ICES/AMAP/CAFF/PAME Workshop on Integrated Ecosystem Assessment (IEA) for the Central Arctic Ocean


Arctic research is a priority area for ICES from the perspective of better understanding ecological processes and human impacts in this ecosystem.

​​​​​​​​​​​​​​​​​​​​​​​​​​​​​​​​​The large basins of the Central Arctic Ocean (CAO) have been identified as a Large Marine Ecosystem (LME), and there is now a need to consider whether an Integrated Ecosystem Assessment (IEA) should be carried out for this LME.​ ICES/AMAP WKICA will scope and further develop IEA for the CAO, as a step towards implementing the ecosystem approach.

The inflows to the CAO from both the Atlantic and Pacific have decisive roles for the circulation and ice conditions in the CAO, and the conditions in the CAO again influence the climate and climate variability in the northern North Atlantic and North Pacific. Better understanding of the role of the CAO in the hemispherical and global climate systems will contribute to better understanding of climate and ecosystem variability in the core ICES area in the North Atlantic as well as in the Bering Sea and Gulf of Alaska in the North Pacific

The sea ice in the Arctic Ocean is diminishing both in area and thickness and the sea ice habitat is threatened by global climate change. There is a need to assess the current and future impacts of climate variability and change on the unique sea ice flora and fauna, as well as the subpopulations of polar bears around the CAO. The peripheral area of the drift ice of the CAO is also used by seabirds, notably ivory and Ross's gulls. Polar and Arctic cod along with ice amphipods and other ice fauna are the food base for ringed seals, beluga whales, narwhals and polar bears which use the drift ice of the CAO in summer.

Coastal Arctic states are also interested in clarifying the prospects of future Arctic fisheries under climate change.

Contaminants enter the Arctic through air and water. Climate variability and change will affect the physical and biological transport pathways of contaminants (ref AMAP 'pathway' report from 2002) and their biological effects in the CAO as well as in adjacent and linked ecosystems (e.g. the Barents and Greenland seas). An IEA may include assessment of the current and future pollution status in the CAO.

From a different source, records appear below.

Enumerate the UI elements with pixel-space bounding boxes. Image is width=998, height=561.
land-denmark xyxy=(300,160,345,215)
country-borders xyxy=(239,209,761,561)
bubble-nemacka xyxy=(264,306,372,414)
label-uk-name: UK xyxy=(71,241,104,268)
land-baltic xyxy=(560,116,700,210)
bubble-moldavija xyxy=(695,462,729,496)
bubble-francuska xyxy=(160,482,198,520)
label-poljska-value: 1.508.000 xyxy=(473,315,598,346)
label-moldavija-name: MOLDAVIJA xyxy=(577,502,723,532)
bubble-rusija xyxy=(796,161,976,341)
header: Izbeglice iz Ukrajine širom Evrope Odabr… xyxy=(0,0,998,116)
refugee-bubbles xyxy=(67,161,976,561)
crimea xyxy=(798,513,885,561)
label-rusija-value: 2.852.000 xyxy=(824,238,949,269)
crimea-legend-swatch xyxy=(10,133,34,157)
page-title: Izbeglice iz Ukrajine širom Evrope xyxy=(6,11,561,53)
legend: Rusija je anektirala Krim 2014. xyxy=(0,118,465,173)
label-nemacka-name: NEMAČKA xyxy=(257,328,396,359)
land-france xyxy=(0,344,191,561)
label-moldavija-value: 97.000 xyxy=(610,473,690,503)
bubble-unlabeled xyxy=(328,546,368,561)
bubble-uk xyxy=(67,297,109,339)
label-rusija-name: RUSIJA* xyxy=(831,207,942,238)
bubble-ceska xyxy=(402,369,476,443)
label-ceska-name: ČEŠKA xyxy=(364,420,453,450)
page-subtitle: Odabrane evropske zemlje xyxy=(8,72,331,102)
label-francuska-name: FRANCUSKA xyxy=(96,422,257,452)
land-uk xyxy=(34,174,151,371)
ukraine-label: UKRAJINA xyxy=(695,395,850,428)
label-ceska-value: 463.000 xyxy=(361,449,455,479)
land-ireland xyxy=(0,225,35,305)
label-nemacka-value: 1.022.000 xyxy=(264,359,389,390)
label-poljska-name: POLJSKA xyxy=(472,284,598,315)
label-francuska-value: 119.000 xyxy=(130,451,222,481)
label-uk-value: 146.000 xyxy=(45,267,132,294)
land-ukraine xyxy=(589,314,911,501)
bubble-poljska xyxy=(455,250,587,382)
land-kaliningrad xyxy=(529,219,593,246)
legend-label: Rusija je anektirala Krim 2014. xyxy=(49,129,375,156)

Arctic marine shipping is also an activity that may be included in an IEA for the CAO.

ICES/AMAP WKICA will consider the following issues: 

  • Consider the purpose and scope of an Integrated Ecosystem Assessment (IEA) for the Central Arctic Ocean.

  • Review the data and information available from past and ongoing monitoring and research that could be used in and inform the conduct of an IEA.

  • Consider the geographical scope for a Central Arctic Ocean IEA, in particular the relationships to the 'up-stream' Atlantic (Barents Sea and Fram Strait) and Pacific (Bering Strait and Chukchi Sea) gateways.

  • Consider the thematic scope of an IEA, e.g. impacts from climate variability and change, contaminants and pollution, shipping, and fisheries.

  • Suggest practical steps for initiating and carrying out an IEA for the Central Arctic Ocean.